Tucker – who, according to his website, trademarked his name, Scott Tucker™ — had a commitment to racing that was unparalleled. In a spring ALMS event at Mazda Raceway Laguna Seca, he took a win in the LMP2 class, even though the No. 055 HPD ARX-03b that Tucker started in the race crashed and was sidelined for more than 30 minutes for extensive repairs, including a new rear axle.
Fortunately for Tucker, he also had entered the No. 95 HPD ARX-03b, for which he was also listed as a driver, and that car won its class. So Scott Tucker won, and he also officially finished third in the No. 055 after it was repaired. He also won that same weekend in two Cooper Tires Prototype Lites races, and he competed in both IMSA Porsche GT3 Cup races, for a total of five races in one weekend, including the six-hour ALMS enduro. It was almost as if he knew the end was coming, and he wanted to leave nothing on the table when it came to racing.

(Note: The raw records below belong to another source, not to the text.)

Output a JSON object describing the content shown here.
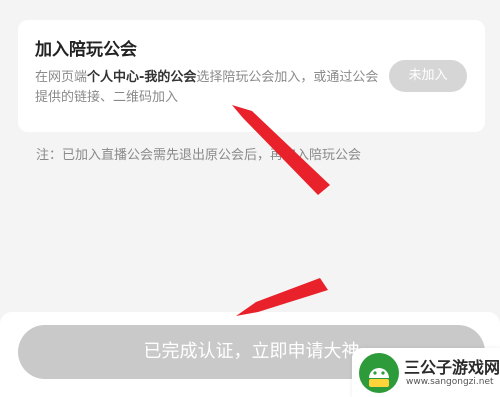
{
  "card": {
    "title": "加入陪玩公会",
    "desc_part1": "在网页端",
    "desc_bold": "个人中心-我的公会",
    "desc_part2": "选择陪玩公会加入，或通过公会提供的链接、二维码加入",
    "join_button": "未加入"
  },
  "note": "注：已加入直播公会需先退出原公会后，再加入陪玩公会",
  "main_button": "已完成认证，立即申请大神",
  "watermark": {
    "title": "三公子游戏网",
    "url": "www.sangongzi.net"
  },
  "colors": {
    "arrow": "#e8212b",
    "button_disabled": "#c9c9c9",
    "background": "#f4f4f4"
  }
}
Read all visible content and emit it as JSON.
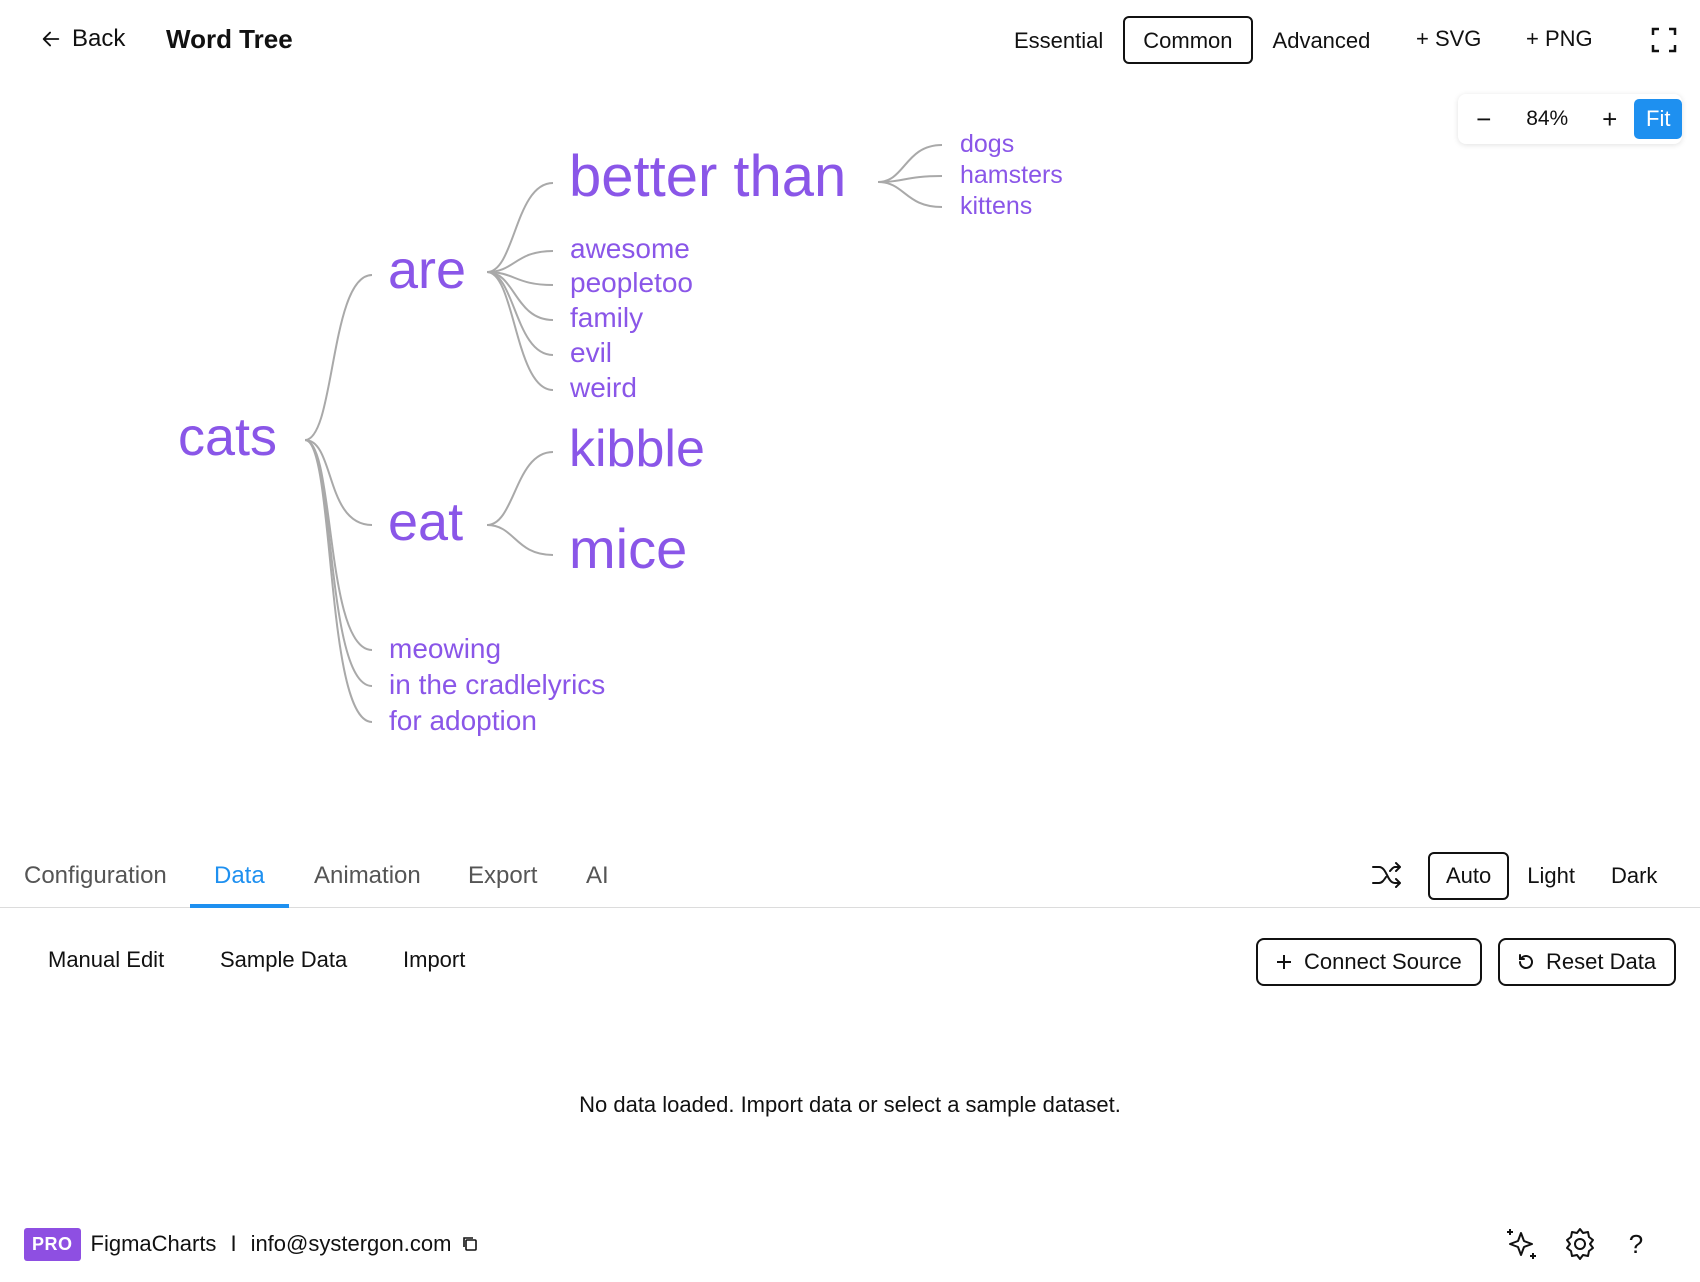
{
  "header": {
    "back_label": "Back",
    "title": "Word Tree",
    "modes": [
      "Essential",
      "Common",
      "Advanced"
    ],
    "active_mode": "Common",
    "export_svg": "+ SVG",
    "export_png": "+ PNG"
  },
  "zoom": {
    "minus": "−",
    "level": "84%",
    "plus": "+",
    "fit": "Fit"
  },
  "word_tree": {
    "root": "cats",
    "level1": [
      "are",
      "eat",
      "meowing",
      "in the cradlelyrics",
      "for adoption"
    ],
    "are_children": [
      "better than",
      "awesome",
      "peopletoo",
      "family",
      "evil",
      "weird"
    ],
    "better_than_children": [
      "dogs",
      "hamsters",
      "kittens"
    ],
    "eat_children": [
      "kibble",
      "mice"
    ],
    "text_color": "#8a56e8",
    "branch_color": "#a9a9a9"
  },
  "tabs": {
    "items": [
      "Configuration",
      "Data",
      "Animation",
      "Export",
      "AI"
    ],
    "active": "Data"
  },
  "theme": {
    "items": [
      "Auto",
      "Light",
      "Dark"
    ],
    "active": "Auto"
  },
  "data_panel": {
    "subtabs": [
      "Manual Edit",
      "Sample Data",
      "Import"
    ],
    "connect_source": "Connect Source",
    "reset_data": "Reset Data",
    "empty_message": "No data loaded. Import data or select a sample dataset."
  },
  "footer": {
    "badge": "PRO",
    "app_name": "FigmaCharts",
    "separator": "I",
    "email": "info@systergon.com"
  },
  "colors": {
    "accent": "#1e90f0",
    "pro_badge": "#8e4fe2"
  }
}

The wheels began to come off Level 5 in September 2011, when CBS News, in conjunction with an organization called the Center for Public Integrity, produced an expose on payday loan companies, which lend relatively small amounts to people to essentially tide them over until payday — money needed for utility bills, a car payment, rent, or food. Pay the loan off quickly, and the interest isn’t that severe. But let the loan linger for months, or years, and the interest piles up to staggering levels. Certain states and the Federal Trade Commission were looking into payday lenders, accusing some of deceptive or illegal practices.
The CBS report described Tucker like this: “Today, the 49-old-year-old Tucker enjoys a high-octane lifestyle. He races a fleet of expensive cars and flies on a $14 million corporate jet. An $8 million home in Aspen is listed in his wife’s name and the property taxes, we discovered, were paid by AMG Services,” a company Tucker supposedly controlled.
Various states and the federal government worked hard to build a case against Tucker and his brother, Blaine, a cheerful and well-regarded frequent visitor to Tucker’s races. But in March of 2014, Blaine killed himself. His death, by all accounts, hit Scott Tucker hard.
Earlier that year, Tucker had raced at the Rolex 24 at Daytona, where Tucker and co-drivers Townsend Bell, Jeff Segal, Bill Sweedler, and Alessandro Pier Guidi won the GT Daytona class, but a hasty and flawed ruling from the sanctioning body stripped them of the victory, accusing them of car-to-car contact that never occurred. Four hours later, it was announced that the ruling was overturned and Tucker’s Level 5 Ferrari team won, but he was long gone from the track by then and never got to celebrate his 101st victory.
Less than six weeks later, Blaine committed suicide. He was 48. Six days later was the 12 Hours of Sebring. Scott Tucker wasn’t there, and he has not competed in a major race since.
On Wednesday, a shackled Tucker was led into a courtroom in Kansas City. He was released on $2 million bond after putting up his Leawood home as security.
Judge Scott Tucker for what he did at and on the racetrack, and it was easy to like the tall, lean Kansan, and remember him grinning after outsmarting his far less skilled colleagues in the Abu Dhabi race. But with a federal trial and ancillary charges from states facing him, that grin might very well be gone for good.